Origine ★★★★☆

J’ai bien aimé passer la nuit avec le professeur Langdon (même si moi ça m’a pris 3 jours). Avec Robert, on court partout, on croise toujours une secte mal intentionnée et on frôle un des secrets de l’univers. Avec Bob (on a passé la nuit ensemble, je peux bien l’appeler Bob), on ne sauve pas le monde, non, juste l’humanité.

Cette fois-ci le professeur Langdon se retrouve à Bilbao pour la conférence un brin mystérieuse de son ami Edmond Kirsh, futurologue milliardaire de son état. Mais voila, Eddie est tué en plein conférence ! Qui a voulu le réduire au silence ? Et surtout qu’allait-il annoncer, qui faisait trembler les représentants de toutes les religions ?

Je me suis rendue compte en regardant la liste des ouvrages déjà parus de Dan Brown que je les avais tous lu. Depuis le Da Vinci Code on peut considérer que je suis une fan. Je trouve que le suspens est toujours au rendez-vous, qu’on apprend plein de choses (sur les symboles, sur l’Histoire, la science, les religions…). Dan Brown maîtrise le rythme de son récit. Dans cet opus on se balade dans le Guggenheim comme si on y était, et dans d’autres lieux tout aussi intéressants, mais je ne vous dirais pas tout !

Le seul hic, et c’est toujours le même avec Dan Brown, ce sont les 20 dernières pages. Ca y est, Bobby est en sureté, l’humanité et la belle nana qui l’accompagne aussi (quoique soyons honnêtes, le perso féminin qui l’accompagne n’est pas complètement une quiche)… et c’est à ce moment là que je perds tout intérêt. Je me souviens que pour Anges et Démons je n’ai tout simplement pas lu les derniers chapitres…

Mais ça ne m’empêchera pas de lire les prochains ! C’est toujours la même recette, on change quelques ingrédients… et sur moi ça prend à chaque fois !

Dan Brown, Origine, Editions JC Lattès, 576 pages.
Reçu en SP de la part de JC Lattès.

Inferno

inferno

Ce livre est officiellement le dernier que j’ai lu pendant mes vacances.

Cette fois Robert Langdon se retrouve à Florence, amnésique et à nouveau à deux doigts de sauver le monde (heureusement que Bruce Willis et lui existent, sinon on s’en sortirait pas).

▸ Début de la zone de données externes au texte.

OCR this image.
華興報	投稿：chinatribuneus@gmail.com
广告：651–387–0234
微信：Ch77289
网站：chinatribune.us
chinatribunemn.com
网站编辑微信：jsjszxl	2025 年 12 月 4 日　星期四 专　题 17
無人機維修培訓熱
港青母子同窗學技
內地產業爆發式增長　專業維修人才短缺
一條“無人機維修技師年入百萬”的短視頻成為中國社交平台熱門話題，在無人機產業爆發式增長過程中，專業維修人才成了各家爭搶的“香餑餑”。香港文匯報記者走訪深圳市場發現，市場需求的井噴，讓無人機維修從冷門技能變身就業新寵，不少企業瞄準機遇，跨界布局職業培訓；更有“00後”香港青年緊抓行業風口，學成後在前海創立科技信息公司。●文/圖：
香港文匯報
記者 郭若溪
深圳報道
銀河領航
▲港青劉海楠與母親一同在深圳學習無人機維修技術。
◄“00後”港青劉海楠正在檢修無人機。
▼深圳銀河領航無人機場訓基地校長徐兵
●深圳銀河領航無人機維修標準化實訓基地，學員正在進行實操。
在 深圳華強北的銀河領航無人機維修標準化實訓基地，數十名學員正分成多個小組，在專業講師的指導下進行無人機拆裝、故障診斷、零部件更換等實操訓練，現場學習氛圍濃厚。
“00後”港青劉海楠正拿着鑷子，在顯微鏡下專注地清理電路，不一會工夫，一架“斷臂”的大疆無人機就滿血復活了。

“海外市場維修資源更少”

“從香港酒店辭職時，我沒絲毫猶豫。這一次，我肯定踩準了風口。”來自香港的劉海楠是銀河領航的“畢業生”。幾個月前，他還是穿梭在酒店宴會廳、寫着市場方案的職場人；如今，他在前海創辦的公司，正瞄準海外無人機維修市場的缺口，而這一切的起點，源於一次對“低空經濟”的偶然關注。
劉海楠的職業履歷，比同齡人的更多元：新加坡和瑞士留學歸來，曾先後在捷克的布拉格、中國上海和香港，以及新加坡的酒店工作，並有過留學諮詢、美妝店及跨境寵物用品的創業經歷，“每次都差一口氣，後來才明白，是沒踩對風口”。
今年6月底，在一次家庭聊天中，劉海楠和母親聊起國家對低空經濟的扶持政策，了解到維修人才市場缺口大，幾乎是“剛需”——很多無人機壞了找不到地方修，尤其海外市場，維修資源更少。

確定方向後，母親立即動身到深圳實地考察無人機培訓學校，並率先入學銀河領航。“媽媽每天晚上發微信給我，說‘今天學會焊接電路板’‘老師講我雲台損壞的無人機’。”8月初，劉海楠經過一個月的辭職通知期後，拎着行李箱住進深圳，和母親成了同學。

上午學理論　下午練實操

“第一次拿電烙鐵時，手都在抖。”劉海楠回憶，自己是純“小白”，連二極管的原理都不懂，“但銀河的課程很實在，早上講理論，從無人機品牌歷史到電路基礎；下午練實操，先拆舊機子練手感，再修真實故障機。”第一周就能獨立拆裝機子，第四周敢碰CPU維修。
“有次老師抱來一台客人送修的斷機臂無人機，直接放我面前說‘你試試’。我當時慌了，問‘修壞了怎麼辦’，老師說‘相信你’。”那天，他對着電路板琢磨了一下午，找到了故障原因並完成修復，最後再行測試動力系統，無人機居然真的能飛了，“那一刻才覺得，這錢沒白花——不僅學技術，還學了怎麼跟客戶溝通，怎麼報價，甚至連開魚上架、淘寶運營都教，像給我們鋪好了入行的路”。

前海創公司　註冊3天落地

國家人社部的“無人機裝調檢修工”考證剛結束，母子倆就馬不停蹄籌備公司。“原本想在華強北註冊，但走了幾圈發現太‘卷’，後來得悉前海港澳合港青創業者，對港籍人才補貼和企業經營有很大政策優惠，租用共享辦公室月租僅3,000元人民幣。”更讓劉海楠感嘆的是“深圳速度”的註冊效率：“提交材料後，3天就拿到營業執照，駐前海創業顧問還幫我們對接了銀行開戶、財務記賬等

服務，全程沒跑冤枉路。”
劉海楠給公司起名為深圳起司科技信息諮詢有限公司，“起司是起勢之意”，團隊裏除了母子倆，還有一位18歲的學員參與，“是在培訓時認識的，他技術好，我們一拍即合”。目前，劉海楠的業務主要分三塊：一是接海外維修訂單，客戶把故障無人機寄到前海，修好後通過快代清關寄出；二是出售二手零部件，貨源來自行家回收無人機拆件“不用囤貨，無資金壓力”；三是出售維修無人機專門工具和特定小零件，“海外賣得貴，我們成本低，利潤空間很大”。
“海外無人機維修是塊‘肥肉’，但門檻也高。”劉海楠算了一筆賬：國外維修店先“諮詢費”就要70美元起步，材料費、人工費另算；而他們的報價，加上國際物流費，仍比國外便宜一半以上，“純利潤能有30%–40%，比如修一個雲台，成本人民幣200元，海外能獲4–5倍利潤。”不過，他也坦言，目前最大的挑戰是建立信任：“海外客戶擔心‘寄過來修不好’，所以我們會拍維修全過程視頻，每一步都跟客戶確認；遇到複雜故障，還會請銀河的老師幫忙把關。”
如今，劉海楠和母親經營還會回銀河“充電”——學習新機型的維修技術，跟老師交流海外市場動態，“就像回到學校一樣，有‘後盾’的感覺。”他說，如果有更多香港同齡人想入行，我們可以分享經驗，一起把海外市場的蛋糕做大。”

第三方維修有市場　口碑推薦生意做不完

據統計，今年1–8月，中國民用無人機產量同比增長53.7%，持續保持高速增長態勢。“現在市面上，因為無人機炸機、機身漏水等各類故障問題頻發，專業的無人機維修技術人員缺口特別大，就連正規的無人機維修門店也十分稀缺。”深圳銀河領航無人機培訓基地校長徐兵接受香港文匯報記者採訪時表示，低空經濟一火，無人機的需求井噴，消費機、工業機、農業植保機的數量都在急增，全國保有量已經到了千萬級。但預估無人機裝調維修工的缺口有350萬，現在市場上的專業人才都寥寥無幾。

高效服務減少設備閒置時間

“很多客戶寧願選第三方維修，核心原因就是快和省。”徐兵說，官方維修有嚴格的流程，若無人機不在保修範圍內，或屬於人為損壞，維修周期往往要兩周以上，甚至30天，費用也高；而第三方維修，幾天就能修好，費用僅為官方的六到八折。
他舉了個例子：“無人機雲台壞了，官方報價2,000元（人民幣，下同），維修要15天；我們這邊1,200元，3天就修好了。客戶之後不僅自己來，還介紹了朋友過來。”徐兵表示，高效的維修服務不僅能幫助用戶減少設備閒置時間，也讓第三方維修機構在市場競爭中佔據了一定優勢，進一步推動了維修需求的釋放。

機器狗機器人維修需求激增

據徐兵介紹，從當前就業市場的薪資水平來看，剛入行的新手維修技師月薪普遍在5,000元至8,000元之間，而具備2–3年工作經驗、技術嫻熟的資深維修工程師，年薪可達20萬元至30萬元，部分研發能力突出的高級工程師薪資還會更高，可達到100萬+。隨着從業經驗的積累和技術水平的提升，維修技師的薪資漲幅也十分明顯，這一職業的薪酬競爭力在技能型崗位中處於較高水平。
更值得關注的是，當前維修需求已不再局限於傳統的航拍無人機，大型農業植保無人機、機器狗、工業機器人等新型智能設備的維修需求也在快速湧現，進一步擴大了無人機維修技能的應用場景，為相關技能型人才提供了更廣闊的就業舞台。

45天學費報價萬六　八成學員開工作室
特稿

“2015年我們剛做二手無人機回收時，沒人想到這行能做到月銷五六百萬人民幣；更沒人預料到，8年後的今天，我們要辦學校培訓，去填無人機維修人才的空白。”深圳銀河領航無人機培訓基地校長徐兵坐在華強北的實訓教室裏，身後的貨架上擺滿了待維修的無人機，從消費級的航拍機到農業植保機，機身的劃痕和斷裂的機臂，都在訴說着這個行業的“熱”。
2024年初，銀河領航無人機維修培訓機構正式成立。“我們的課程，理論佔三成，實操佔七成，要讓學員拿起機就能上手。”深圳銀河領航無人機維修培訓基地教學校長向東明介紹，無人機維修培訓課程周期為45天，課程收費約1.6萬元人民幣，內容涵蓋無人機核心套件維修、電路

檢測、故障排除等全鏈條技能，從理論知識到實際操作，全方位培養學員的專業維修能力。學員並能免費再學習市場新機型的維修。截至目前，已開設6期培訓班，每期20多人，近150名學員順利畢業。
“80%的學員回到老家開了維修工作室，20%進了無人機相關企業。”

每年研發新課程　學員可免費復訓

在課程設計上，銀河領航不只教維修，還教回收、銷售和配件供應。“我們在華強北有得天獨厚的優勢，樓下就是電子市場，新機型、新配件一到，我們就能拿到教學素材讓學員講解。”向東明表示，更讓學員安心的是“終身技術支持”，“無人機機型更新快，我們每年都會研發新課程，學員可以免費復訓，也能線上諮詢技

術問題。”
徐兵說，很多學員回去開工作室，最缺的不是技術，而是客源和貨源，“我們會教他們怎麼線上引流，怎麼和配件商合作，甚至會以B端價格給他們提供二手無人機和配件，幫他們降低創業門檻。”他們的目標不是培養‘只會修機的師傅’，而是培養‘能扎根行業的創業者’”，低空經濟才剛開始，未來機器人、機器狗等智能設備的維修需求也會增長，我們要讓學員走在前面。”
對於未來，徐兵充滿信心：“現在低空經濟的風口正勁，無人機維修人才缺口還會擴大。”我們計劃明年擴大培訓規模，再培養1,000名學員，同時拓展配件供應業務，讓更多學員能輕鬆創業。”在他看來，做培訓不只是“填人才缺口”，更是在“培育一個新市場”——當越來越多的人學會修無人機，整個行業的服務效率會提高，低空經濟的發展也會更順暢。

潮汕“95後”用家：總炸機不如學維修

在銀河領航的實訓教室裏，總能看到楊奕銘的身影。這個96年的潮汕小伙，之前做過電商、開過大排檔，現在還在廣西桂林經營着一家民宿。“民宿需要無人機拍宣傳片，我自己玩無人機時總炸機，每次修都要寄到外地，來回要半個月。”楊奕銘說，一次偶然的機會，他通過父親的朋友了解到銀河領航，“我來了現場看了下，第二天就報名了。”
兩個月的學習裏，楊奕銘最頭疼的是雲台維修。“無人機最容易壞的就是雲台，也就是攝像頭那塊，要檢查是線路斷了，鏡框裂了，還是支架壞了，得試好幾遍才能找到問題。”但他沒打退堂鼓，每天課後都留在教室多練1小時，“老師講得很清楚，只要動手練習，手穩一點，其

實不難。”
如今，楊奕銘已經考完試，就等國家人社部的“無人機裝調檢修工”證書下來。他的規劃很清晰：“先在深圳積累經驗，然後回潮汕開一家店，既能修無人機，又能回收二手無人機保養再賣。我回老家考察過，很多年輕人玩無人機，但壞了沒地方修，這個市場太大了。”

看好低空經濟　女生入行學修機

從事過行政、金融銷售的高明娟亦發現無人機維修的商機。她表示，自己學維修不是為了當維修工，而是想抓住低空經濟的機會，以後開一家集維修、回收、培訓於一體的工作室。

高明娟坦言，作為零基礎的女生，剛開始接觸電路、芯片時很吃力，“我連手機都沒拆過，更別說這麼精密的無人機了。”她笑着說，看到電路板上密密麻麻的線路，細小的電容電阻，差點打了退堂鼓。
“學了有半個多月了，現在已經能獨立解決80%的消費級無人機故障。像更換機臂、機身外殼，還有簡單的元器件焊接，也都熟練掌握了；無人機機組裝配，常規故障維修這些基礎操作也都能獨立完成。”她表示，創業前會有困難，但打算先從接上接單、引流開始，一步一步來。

Je n’ai pas été totalement emballée par ce Dan Brown. Je partais avec un a priori négatif, je l’avoue. J’avais bien aimé le Da Vinci Code, eu du mal à finir Anges et Démons… Mais en voyant Inferno dans un présentoir dans mon Monop’, j’ai craqué ((être faible que je suis).
La fin est un peu longuette mais contrairement à Anges et Démons, dont j’ai abandonné la lecture une quarantaine de pages avant la fin, je vous conseille de persévérer pour Inferno. (par contre si vous avez lu les 40 dernières pages d’Anges et Démons, et qu’il se passe un truc incroyable, prévenez moi. Merci.)

On retrouve une foule d’anecdotes historiques et d’histoire de l’art, ce qui est assez plaisant. Ainsi qu’un style simple et qui permet une lecture rapide.
Et malgré tout il y a un petit rebondissement qui me fait dire que le livre est mieux construit qu’il ne semble l’être au début…

Je pense que j’aurais plus apprécié ce live sur une plage ensoleillée, avec les cris des gamins construisants des châteaux de sable et le roulis des vagues.

A lire si vous cherchez un roman avec une intrigue, qui vous fait vous balader dans les monuments de Florence et truffé d’anecdotes historico-artistiques.